Jean Khoury

Khoury

H. Jean Khoury, esteemed cancer researcher, physician, and professor, died May 22 after a yearlong battle with cancer. 

An international leader in hematological malignancies, particularly chronic myeloid leukemia (CML), acute leukemia, and myelodysplastic syndrome (MDS), Khoury joined Winship Cancer Institute of Emory University in 2004 as director of the Leukemia Service and associate professor in the Emory School of Medicine. In 2009, he was promoted to professor and director of the Emory School of Medicine Division of Hematology in the Department of Hematology and Medical Oncology. He was named to the R. Randall Rollins Chair in Oncology in 2010. 

A native of Beirut, Lebanon, Khoury came to Emory from Washington University in St.
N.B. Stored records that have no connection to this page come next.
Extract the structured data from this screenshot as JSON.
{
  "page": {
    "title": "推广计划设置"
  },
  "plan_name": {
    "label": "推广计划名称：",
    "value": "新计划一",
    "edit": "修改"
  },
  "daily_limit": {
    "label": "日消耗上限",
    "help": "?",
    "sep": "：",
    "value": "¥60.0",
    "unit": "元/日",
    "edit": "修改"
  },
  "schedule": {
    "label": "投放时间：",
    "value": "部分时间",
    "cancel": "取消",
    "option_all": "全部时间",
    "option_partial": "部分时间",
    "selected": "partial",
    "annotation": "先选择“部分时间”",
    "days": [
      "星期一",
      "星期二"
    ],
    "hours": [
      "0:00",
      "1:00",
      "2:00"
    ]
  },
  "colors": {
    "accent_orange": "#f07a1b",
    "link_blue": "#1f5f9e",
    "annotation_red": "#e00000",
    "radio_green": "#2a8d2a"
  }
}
Louis, where he served on the faculty after completing a fellowship in hematology-oncology. He earned his medical degree from the Université Catholique de Louvain in Brussels, Belgium, and completed a residency in internal medicine at Memorial Medical Center in Savannah, Georgia. 

“While we all knew Jean as an outstanding clinician who was beloved by his patients, and a true innovator in treatment, what he kept more quiet was his impact on colleagues and trainees as a mentor. The list of people from all over the world who have reached out to me speaking about his role in their career development is so impressive. He was an amazing teacher and colleague, and that is what drew people to him,” said Sagar Lonial, chair of the Department of Hematology and Medical Oncology and chief medical officer at Winship. 

Khoury pioneered the development of personalized treatment for CML patients and better approaches to improve quality of life for survivors. His research focused on drug development in leukemia and MDS, genomic abnormalities in leukemia, development of cost-effective practice models, and outcome analysis of bone marrow transplant. He conducted several leukemia and bone marrow transplant clinical trials, including pivotal trials that led to approval of drugs such as imatinib, dasatinib, and nilotinib. Khoury received the Georgia Cancer Coalition Distinguished Cancer Scholarship, allowing establishment of the Hematological Disorders Tissue Bank at Emory, which now contains annotated germline and somatic samples from more than eight hundred patients with various hematological disorders. 

Khoury is survived by his wife, Angela, and three children, Mikhail, Iman, and Alya.